New sleep lab to check if mobile phone signals effect kids brains
A new research laboratory will be set up at Wollongong University to investigate if mobile phone signals have any effect on children’s brain activity while they sleep.
|Professor Rodney Croft
The study will expose children to a mobile phone, or the equivalent electromagnetic energy, and look for changes in the electrical activity in the brain during a normal night’s sleep.
Illawarra Health and Medical Research Institute psychologist Rodney Croft, who is leading the research, said phones had become ubiquitous but evidence of their harmlessness to children was lacking.
“There’s a pretty strong consensus that there’s not a problem in adults, but people have only started doing research on children in the last five years and very little has come out of it,” Professor croft said.
“We’ve got no reason to believe that there’ll be a greater effect in children than in adults.
“But we just don’t understand well enough the maturational phases that children go through, so it’s possible there’s greater sensitivity.”
Researchers are recruiting 108 children for tests to start next year, which will expose children to a mobile phone, or the equivalent electromagnetic energy, and look for changes in the electrical activity in the brain during a normal night’s sleep.
Researchers want to recruit 36 children in each of three age groups: 10-12, 13-15 and 16-18.
Professor Croft was also part of a 2012 study on the effects of mobile phone calls before bedtime which confirmed the results of an earlier Australian study that showed no effect on the overall quality of sleep.
The original study undertaken in 2005 by lead researcher Dr Sarah Loughran compared the brain waves of volunteers not exposed to mobiles before sleep with people exposed to mobile phone signals.

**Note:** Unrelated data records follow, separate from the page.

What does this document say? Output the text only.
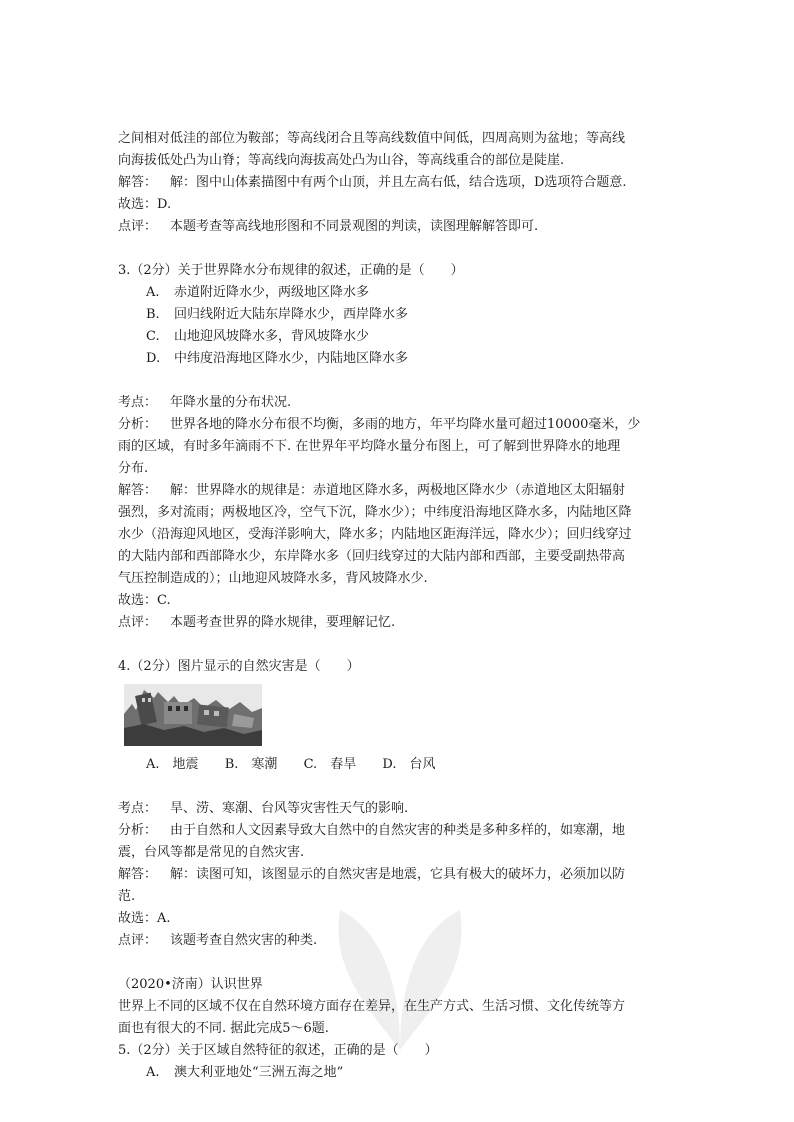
之间相对低洼的部位为鞍部；等高线闭合且等高线数值中间低，四周高则为盆地；等高线
向海拔低处凸为山脊；等高线向海拔高处凸为山谷，等高线重合的部位是陡崖.
解答： 解：图中山体素描图中有两个山顶，并且左高右低，结合选项，D选项符合题意.
故选：D.
点评： 本题考查等高线地形图和不同景观图的判读，读图理解解答即可.
3.（2分）关于世界降水分布规律的叙述，正确的是（　　）
A. 赤道附近降水少，两级地区降水多
B. 回归线附近大陆东岸降水少，西岸降水多
C. 山地迎风坡降水多，背风坡降水少
D. 中纬度沿海地区降水少，内陆地区降水多
考点： 年降水量的分布状况.
分析： 世界各地的降水分布很不均衡，多雨的地方，年平均降水量可超过10000毫米，少
雨的区域，有时多年滴雨不下. 在世界年平均降水量分布图上，可了解到世界降水的地理
分布.
解答： 解：世界降水的规律是：赤道地区降水多，两极地区降水少（赤道地区太阳辐射
强烈，多对流雨；两极地区冷，空气下沉，降水少）；中纬度沿海地区降水多，内陆地区降
水少（沿海迎风地区，受海洋影响大，降水多；内陆地区距海洋远，降水少）；回归线穿过
的大陆内部和西部降水少，东岸降水多（回归线穿过的大陆内部和西部，主要受副热带高
气压控制造成的）；山地迎风坡降水多，背风坡降水少.
故选：C.
点评： 本题考查世界的降水规律，要理解记忆.
4.（2分）图片显示的自然灾害是（　　）
A.　 地震 B.　 寒潮 C.　 春旱 D.　 台风
考点： 旱、涝、寒潮、台风等灾害性天气的影响.
分析： 由于自然和人文因素导致大自然中的自然灾害的种类是多种多样的，如寒潮，地
震，台风等都是常见的自然灾害.
解答： 解：读图可知，该图显示的自然灾害是地震，它具有极大的破坏力，必须加以防
范.
故选：A.
点评： 该题考查自然灾害的种类.
（2020•济南）认识世界
世界上不同的区域不仅在自然环境方面存在差异，在生产方式、生活习惯、文化传统等方
面也有很大的不同. 据此完成5～6题.
5.（2分）关于区域自然特征的叙述，正确的是（　　）
A. 澳大利亚地处“三洲五海之地”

For two consecutive nights, volunteers were exposed for 30 minutes to a mobile phone, positioned in a cradle next to their head, before going to sleep.
On one night the phone was continuously transmitting and on the other it was turned off - a so-called ‘sham control’. The volunteers didn’t know whether the phone was turned on or not.
“The results show that there is an increase in brain wave activity in the first part of sleep. It was an increase in what’s known as alpha brain wave activity and at this stage, we’re not entirely sure what this means,” Dr Loughran said.
Nevertheless, Dr Loughran said getting a good night’s sleep did not appear to be affected by the mobile phone radiation.
“We didn’t find any changes in the amount of time it takes to get to sleep or the total time they slept,” Dr Loughran said.
Dr Loughran repeated the experiment with Professor Croft on the same participants and found similar results, in the second study published in Bioelectromagnetics in 2012.
Brainwave monitoring during sleep showed, in keeping with the previous findings, that exposure to mobile phones did not affect the overall quality of sleep but it once again increased EEG activity during the first 30 minutes of non-rapid eye movement (non-REM) sleep.